Narrative driven game

While the game is waiting, the human player should be able to use other GUI items in the client that do not take a turn such as checking his inventory or message log. I have the impression that the game would run in a separate thread (that's a given if I actually put in multiplay). I'm not sure about an elegant way to make the game wait for a human player, except for maybe entering another loop until the player triggers some event in the GUI that take the turn.

This sounds like a common issue with games, so is there a standard way of designing this kind of architecture? First, the server can be either synchronous or asynchronous, depending on whether or not the AI needs to do any 'thinking' while the game waits for the player to make his turn, and also on whether any other player may have need to send/receive data from the server. Generally what happens is the main game loop polls the different player connections to determine if any input has been received. Since it's a turn-based strategy only the currently active player can send 'move' actions. While other players may still send commands such as 'GetInventory', etc.If a player does submit move actions, the Server can just check to see if that was the currently selected player.

If not, it can either silently ignore the instructions or even drop the player from the game, as he's likely cheating. (we'll see why in a moment) So at any rate, your game loop on the server goes through a more or less infinite game update cycles where it receives input from network connection, processes it, and then sends results. It can also do any AI thinking, or other utility operations it needs each cycle. If it polls for input and none was received and there are not AI 'thoughts' which need to be processed, the loop starts over. As for the client, they can take as long as they like to click on their move/attack buttons, as the server is quietly looping, receiving input from all players and performing its own logic.
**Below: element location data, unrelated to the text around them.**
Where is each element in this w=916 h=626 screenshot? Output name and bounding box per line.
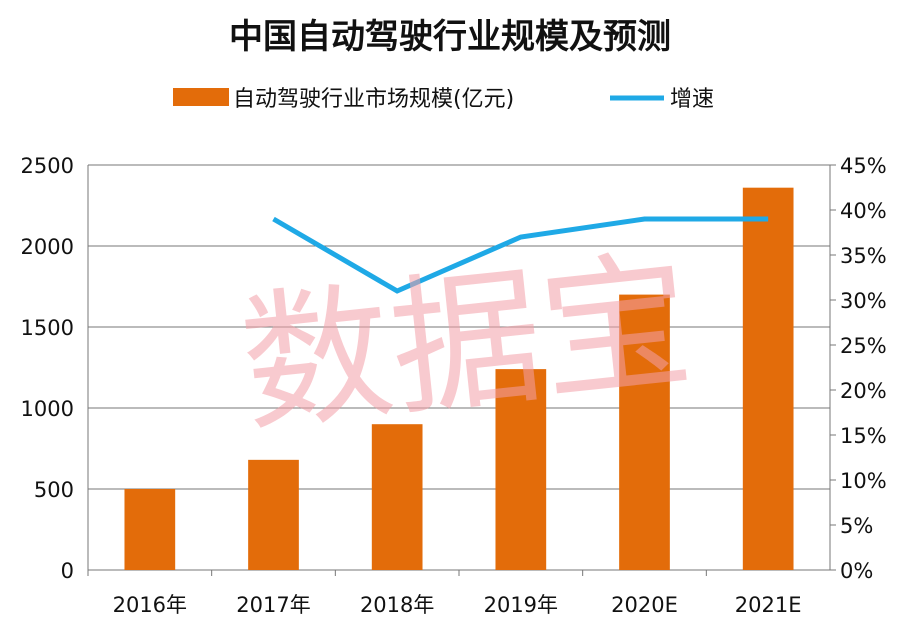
y-left-tick-label: 2000 — [21, 235, 74, 259]
x-tick-label: 2020E — [611, 593, 678, 617]
bar — [248, 459, 299, 570]
y-right-tick-label: 40% — [840, 199, 887, 223]
x-tick-label: 2016年 — [113, 593, 187, 617]
bar — [495, 369, 547, 570]
y-right-tick-label: 30% — [840, 289, 887, 313]
x-tick-label: 2021E — [735, 593, 802, 617]
legend: 自动驾驶行业市场规模(亿元) 增速 — [173, 87, 714, 112]
y-right-tick-label: 35% — [840, 244, 887, 268]
y-left-tick-label: 1000 — [21, 397, 74, 421]
legend-bar-swatch — [173, 88, 229, 106]
x-tick-label: 2017年 — [236, 593, 310, 617]
bar — [371, 424, 423, 570]
y-right-tick-label: 0% — [840, 559, 873, 583]
y-right-tick-label: 25% — [840, 334, 887, 358]
y-right-tick-label: 5% — [840, 514, 873, 538]
y-right-tick-label: 20% — [840, 379, 887, 403]
bar — [619, 294, 670, 570]
legend-line-label: 增速 — [670, 87, 714, 112]
y-left-tick-label: 1500 — [21, 316, 74, 340]
y-left-tick-label: 2500 — [21, 154, 74, 178]
y-left-tick-label: 500 — [34, 478, 74, 502]
y-right-tick-label: 10% — [840, 469, 887, 493]
y-left-tick-label: 0 — [61, 559, 74, 583]
x-tick-label: 2018年 — [360, 593, 434, 617]
chart-title: 中国自动驾驶行业规模及预测 — [229, 17, 671, 57]
x-tick-label: 2019年 — [484, 593, 558, 617]
bar — [124, 489, 176, 570]
plot-area: 0 500 1000 1500 2000 2500 0% 5% 10% 15% 20% 25% 30% 3… — [21, 154, 887, 617]
legend-bar-label: 自动驾驶行业市场规模(亿元) — [233, 87, 514, 112]
y-right-tick-label: 45% — [840, 154, 887, 178]
y-right-tick-label: 15% — [840, 424, 887, 448]
bar — [742, 187, 794, 570]
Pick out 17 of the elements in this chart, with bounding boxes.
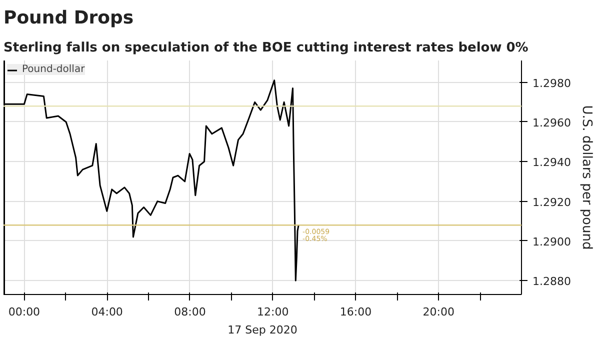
legend-label: Pound-dollar (22, 64, 85, 75)
x-axis-title: 17 Sep 2020 (228, 324, 298, 336)
y-tick-label: 1.2960 (532, 116, 571, 130)
x-tick-label: 16:00 (340, 306, 372, 318)
x-tick-label: 04:00 (91, 306, 123, 318)
x-tick-label: 08:00 (174, 306, 206, 318)
y-axis-title: U.S. dollars per pound (578, 105, 594, 250)
chart-subtitle: Sterling falls on speculation of the BOE cutting interest rates below 0% (4, 40, 528, 56)
y-tick-label: 1.2900 (532, 235, 571, 248)
chart-title: Pound Drops (4, 8, 134, 28)
y-tick-label: 1.2940 (532, 156, 571, 170)
x-tick-label: 00:00 (8, 306, 40, 318)
x-tick-label: 12:00 (257, 306, 289, 318)
x-tick-label: 20:00 (422, 306, 454, 318)
y-tick-label: 1.2980 (532, 76, 571, 90)
y-tick-label: 1.2920 (532, 196, 571, 209)
y-tick-label: 1.2880 (532, 275, 571, 288)
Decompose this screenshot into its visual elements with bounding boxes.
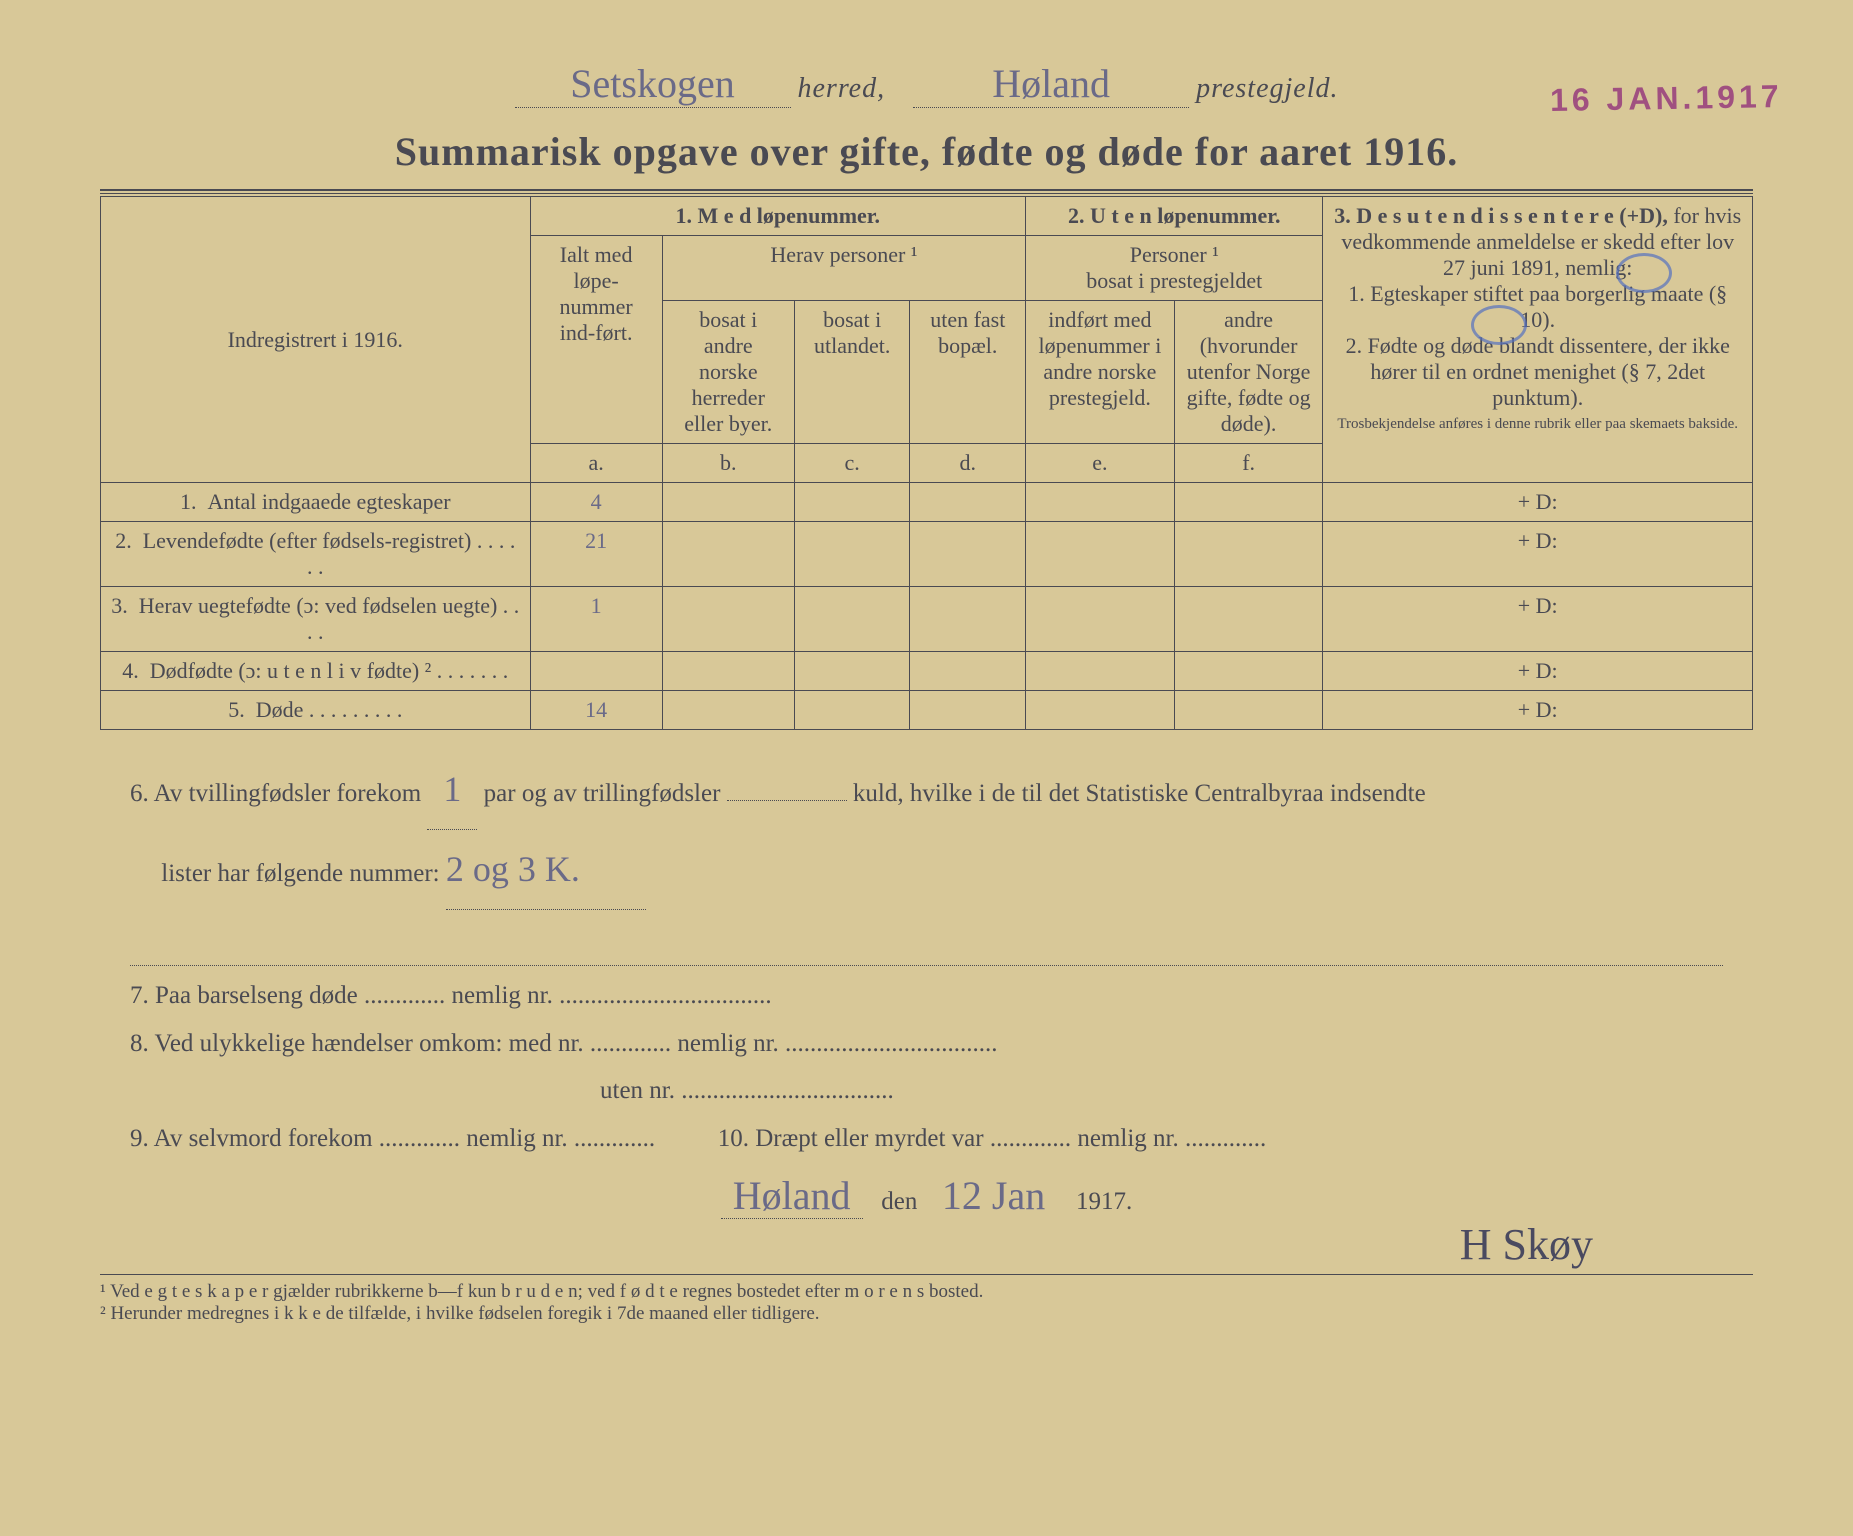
herred-value: Setskogen — [515, 60, 791, 108]
questions-7-10: 7. Paa barselseng døde ............. nem… — [100, 972, 1753, 1162]
col-a-header: Ialt med løpe-nummer ind-ført. — [530, 236, 662, 444]
blue-mark-icon — [1471, 305, 1527, 345]
row-val-g: + D: — [1323, 483, 1753, 522]
blue-mark-icon — [1616, 253, 1672, 293]
question-7: 7. Paa barselseng døde ............. nem… — [130, 972, 1723, 1020]
cell — [794, 691, 910, 730]
col-e-header: indført med løpenummer i andre norske pr… — [1026, 301, 1175, 444]
table-row: 4. Dødfødte (ɔ: u t e n l i v fødte) ² .… — [101, 652, 1753, 691]
cell — [794, 522, 910, 587]
rule-top — [100, 189, 1753, 191]
cell — [910, 522, 1026, 587]
prestegjeld-label: prestegjeld. — [1196, 73, 1338, 104]
col-f-header: andre (hvorunder utenfor Norge gifte, fø… — [1174, 301, 1323, 444]
row-val-a: 4 — [530, 483, 662, 522]
row-val-a — [530, 652, 662, 691]
sig-place: Høland — [721, 1173, 863, 1219]
cell — [1026, 691, 1175, 730]
letter-d: d. — [910, 444, 1026, 483]
letter-c: c. — [794, 444, 910, 483]
cell — [794, 587, 910, 652]
col-c-header: bosat i utlandet. — [794, 301, 910, 444]
row-label: 1. Antal indgaaede egteskaper — [101, 483, 531, 522]
cell — [662, 522, 794, 587]
rule-bot — [100, 193, 1753, 194]
question-8b: uten nr. ...............................… — [130, 1067, 1723, 1115]
sec3-header: 3. D e s u t e n d i s s e n t e r e (+D… — [1323, 197, 1753, 483]
sec2-header: 2. U t e n løpenummer. — [1026, 197, 1323, 236]
row-val-g: + D: — [1323, 691, 1753, 730]
table-row: 1. Antal indgaaede egteskaper 4 + D: — [101, 483, 1753, 522]
cell — [910, 483, 1026, 522]
header-line: Setskogen herred, Høland prestegjeld. — [100, 60, 1753, 108]
cell — [1026, 587, 1175, 652]
main-table: Indregistrert i 1916. 1. M e d løpenumme… — [100, 196, 1753, 730]
row-label: 5. Døde . . . . . . . . . — [101, 691, 531, 730]
signature-line: Høland den 12 Jan 1917. — [100, 1172, 1753, 1219]
cell — [1174, 522, 1323, 587]
col-b-header: bosat i andre norske herreder eller byer… — [662, 301, 794, 444]
col-d-header: uten fast bopæl. — [910, 301, 1026, 444]
cell — [662, 483, 794, 522]
cell — [662, 691, 794, 730]
prestegjeld-value: Høland — [913, 60, 1189, 108]
sec1-header: 1. M e d løpenummer. — [530, 197, 1026, 236]
row-label: 2. Levendefødte (efter fødsels-registret… — [101, 522, 531, 587]
table-row: 5. Døde . . . . . . . . . 14 + D: — [101, 691, 1753, 730]
cell — [1174, 587, 1323, 652]
herred-label: herred, — [798, 73, 886, 104]
indreg-header: Indregistrert i 1916. — [101, 197, 531, 483]
row-val-a: 14 — [530, 691, 662, 730]
cell — [1026, 652, 1175, 691]
row-label: 4. Dødfødte (ɔ: u t e n l i v fødte) ² .… — [101, 652, 531, 691]
personer-header: Personer ¹ bosat i prestegjeldet — [1026, 236, 1323, 301]
row-val-g: + D: — [1323, 587, 1753, 652]
question-6: 6. Av tvillingfødsler forekom 1 par og a… — [100, 750, 1753, 966]
footnote-2: ² Herunder medregnes i k k e de tilfælde… — [100, 1303, 1753, 1325]
footnote-1: ¹ Ved e g t e s k a p e r gjælder rubrik… — [100, 1281, 1753, 1303]
row-label: 3. Herav uegtefødte (ɔ: ved fødselen ueg… — [101, 587, 531, 652]
cell — [1026, 522, 1175, 587]
letter-e: e. — [1026, 444, 1175, 483]
footnotes: ¹ Ved e g t e s k a p e r gjælder rubrik… — [100, 1274, 1753, 1325]
page-title: Summarisk opgave over gifte, fødte og dø… — [100, 128, 1753, 175]
sig-date: 12 Jan — [930, 1173, 1057, 1218]
table-row: 3. Herav uegtefødte (ɔ: ved fødselen ueg… — [101, 587, 1753, 652]
question-9-10: 9. Av selvmord forekom ............. nem… — [130, 1115, 1723, 1163]
row-val-a: 21 — [530, 522, 662, 587]
cell — [662, 587, 794, 652]
header-row-1: Indregistrert i 1916. 1. M e d løpenumme… — [101, 197, 1753, 236]
row-val-a: 1 — [530, 587, 662, 652]
letter-b: b. — [662, 444, 794, 483]
letter-f: f. — [1174, 444, 1323, 483]
cell — [662, 652, 794, 691]
letter-a: a. — [530, 444, 662, 483]
cell — [794, 652, 910, 691]
row-val-g: + D: — [1323, 652, 1753, 691]
document-page: 16 JAN.1917 Setskogen herred, Høland pre… — [0, 0, 1853, 1536]
cell — [1174, 652, 1323, 691]
question-8a: 8. Ved ulykkelige hændelser omkom: med n… — [130, 1020, 1723, 1068]
cell — [1026, 483, 1175, 522]
cell — [910, 587, 1026, 652]
table-row: 2. Levendefødte (efter fødsels-registret… — [101, 522, 1753, 587]
cell — [1174, 691, 1323, 730]
row-val-g: + D: — [1323, 522, 1753, 587]
cell — [1174, 483, 1323, 522]
cell — [794, 483, 910, 522]
signature: H Skøy — [100, 1219, 1753, 1270]
cell — [910, 652, 1026, 691]
cell — [910, 691, 1026, 730]
herav-header: Herav personer ¹ — [662, 236, 1025, 301]
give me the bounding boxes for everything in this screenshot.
When the player makes a move, that is sent to the game server which processes the input, and updates everyone's game state. It also sends a notification to the player who was the active player and informs him he's no longer the active player.

The client then disables all controls which are not allowed to be pressed while not active. (This is why the server shouldn't be receiving move/attack messages from the non-active player. The client can even be responsible for disabling its interface elements when a move action is made, without waiting for the server to notify it of a successful action.) Next, the server sends a notification to the new active player. This then, enables all controls, and the client UI sits there patiently waiting for the user to 'do' something, and the server goes back to waiting for input from the clients and processing AI strategy. Hope this helps!